Alan Gardner, 2nd Baron Gardner


Alan Hyde Gardner, 2nd Baron Gardner KCB, was a British admiral.

Naval career

Born the son of Admiral Alan Gardner, 1st Baron Gardner, he followed his father into the Royal Navy. In 1796 he was captain of the frigate, in 1802 he was captain of Resolution, and in 1805 of the 74-gun – in the latter he was present at the action off Ferrol in 1805, and led the vanguard at the Battle of Cape Finisterre later that year.
In 1815 it was announced that he was to be created a viscount, but he died before the patent had passed the Great Seal. He passed on the title of Baron Gardner to his son, Alan.

Marriage and issue

  1. His first marriage was on 9 March 1796 to Maria Elizabeth Adderley, the daughter of Thomas Adderley and his wife Margaretta Bourke, later Baroness Hobart, and stepdaughter since 1792 of Robert, Baron Hobart, the future Secretary of State for War and the Colonies 1801–04. The couple divorced in 1805, after Lord Gardner discovered his wife's adultery and secret delivery of a child in June 1803, and brought about an ecclesiastical suit followed by an Act of Parliament, citing her adultery with a Henry Jadis.
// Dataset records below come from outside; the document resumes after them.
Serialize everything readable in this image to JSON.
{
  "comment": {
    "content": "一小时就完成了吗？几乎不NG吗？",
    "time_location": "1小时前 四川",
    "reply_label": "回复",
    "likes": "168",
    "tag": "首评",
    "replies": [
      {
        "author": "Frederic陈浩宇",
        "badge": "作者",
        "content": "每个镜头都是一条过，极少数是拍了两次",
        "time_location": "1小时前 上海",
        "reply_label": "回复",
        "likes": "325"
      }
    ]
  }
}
According to the Treatise on Adulterine Bastardy, the divorced Mrs Gardner married her lover immediately afterwards, and they raised Henry Fenton as their own child and with the Jadis surname.
  2. His second marriage was on 10 April 1809 to Charlotte Elizabeth Smith, third daughter of Robert Smith, 1st Baron Carrington, and his wife Anne Boldero-Barnard. The couple had one son Alan and one daughter, Hon. Charlotte Susannah Gardner, m. 1835 Edward Vernon Harbord, 4th Lord Suffield without issue. These children were "Irish twins" ; Lady Gardner died three months later.
The 2nd Baron Gardner inherited his father's barony and baronetcy in 1809. He died 1815, leaving legitimate issue. Efforts were made in 1824 to seat his son as a peer, and to ensure that Fenton Gardner would not inherit the peerage. The subsequent proceeding in the House of Lords established that Alan Legge Gardner was the 3rd Baron Gardner, and that his half-brother was in fact illegitimate. The proceedings heard evidence from domestic servants and also medical practitioners, testifying to the possible lengths of human gestation; the medical evidence also received an eccentric contemporary commentary by Robert Lyall. This commentary includes an science-fictional experiment to calculate the exact length of human gestation, which Lyall calls the Experimental Conception Hospital.